Mon père eut ses raisons en faveur du Romain ;
J’eus les miennes pour l’autre, et parlai même en vain ;
Je fus mal écoutée, et dans ce grand ouvrage
On ne daigna peser ni compter mon suffrage.
75Nous fûmes donc pour Rome[2] ; et Suréna confus
Emporta la douleur d’un indigne refus.
Il m’en parut ému, mais il sut se contraindre :
Pour tout ressentiment il ne fit que nous plaindre ;
Et comme tout son cœur me demeura soumis,
80Notre adieu ne fut point un adieu d’ennemis.
Que servit de flatter l’espérance détruite ?
Mon père choisit mal : on l’a vu par la suite.
Suréna fit périr l’un et l’autre Crassus[3],
Et sur notre Arménie Orode eut le dessus :
85Il vint dans nos États fondre comme un tonnerre[4].

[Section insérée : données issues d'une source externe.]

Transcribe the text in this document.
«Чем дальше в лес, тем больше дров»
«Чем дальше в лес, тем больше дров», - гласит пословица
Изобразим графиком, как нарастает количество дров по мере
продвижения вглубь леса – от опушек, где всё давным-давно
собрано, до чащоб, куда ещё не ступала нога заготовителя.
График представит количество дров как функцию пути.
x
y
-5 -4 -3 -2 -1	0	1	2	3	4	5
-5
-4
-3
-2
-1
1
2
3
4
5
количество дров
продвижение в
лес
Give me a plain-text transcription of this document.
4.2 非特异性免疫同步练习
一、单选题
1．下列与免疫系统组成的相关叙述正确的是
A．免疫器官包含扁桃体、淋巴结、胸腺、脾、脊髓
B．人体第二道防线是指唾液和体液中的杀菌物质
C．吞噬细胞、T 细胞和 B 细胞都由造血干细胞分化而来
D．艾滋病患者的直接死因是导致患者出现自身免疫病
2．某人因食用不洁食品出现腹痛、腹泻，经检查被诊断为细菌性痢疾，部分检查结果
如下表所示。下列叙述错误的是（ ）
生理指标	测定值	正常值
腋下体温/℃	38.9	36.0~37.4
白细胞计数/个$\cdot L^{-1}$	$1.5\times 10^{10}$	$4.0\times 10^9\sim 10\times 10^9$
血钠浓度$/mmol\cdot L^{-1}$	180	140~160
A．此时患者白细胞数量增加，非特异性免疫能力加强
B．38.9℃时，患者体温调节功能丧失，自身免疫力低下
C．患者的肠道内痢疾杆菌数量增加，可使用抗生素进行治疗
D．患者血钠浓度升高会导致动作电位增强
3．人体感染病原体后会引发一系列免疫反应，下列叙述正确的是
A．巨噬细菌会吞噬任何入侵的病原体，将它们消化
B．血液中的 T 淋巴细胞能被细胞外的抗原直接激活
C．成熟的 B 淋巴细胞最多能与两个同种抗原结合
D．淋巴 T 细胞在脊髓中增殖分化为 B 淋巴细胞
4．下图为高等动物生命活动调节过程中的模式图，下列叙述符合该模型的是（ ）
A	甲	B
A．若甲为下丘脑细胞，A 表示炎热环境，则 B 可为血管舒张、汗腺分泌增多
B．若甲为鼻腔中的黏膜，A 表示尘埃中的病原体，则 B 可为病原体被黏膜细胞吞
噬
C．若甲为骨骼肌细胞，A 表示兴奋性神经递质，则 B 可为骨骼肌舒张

  1. Voyez ci-dessus, p. 460, note 3.
  2. « Ce qui plus l’asseura (Crassus) et l’encouragea, fut Artabazes le roy de l’Armenie, lequel vint deuers luy en son camp avec six mille cheuaux. » (Plutarque, Vie de Crassus, chapitre xix.)
  3. Voyez le récit de la mort de Publius, fils de Marcus Crassus, au chapitre xxc de la Vie de Crassus par Plutarque, et celui de la mort de Marcus Crassus lui-même au chapitre xxxi du même ouvrage.
  4. « Hyrodes ayant… diuisé ses forces en deux, luy auec vne partie alloit destruisant le royaume d’Armenie pour se venger du roy Artabazes, et auoit enuoyé Surena à l’encuntre des Romains. » (Plutarque, Vie de Crassus, chapitre xxi.)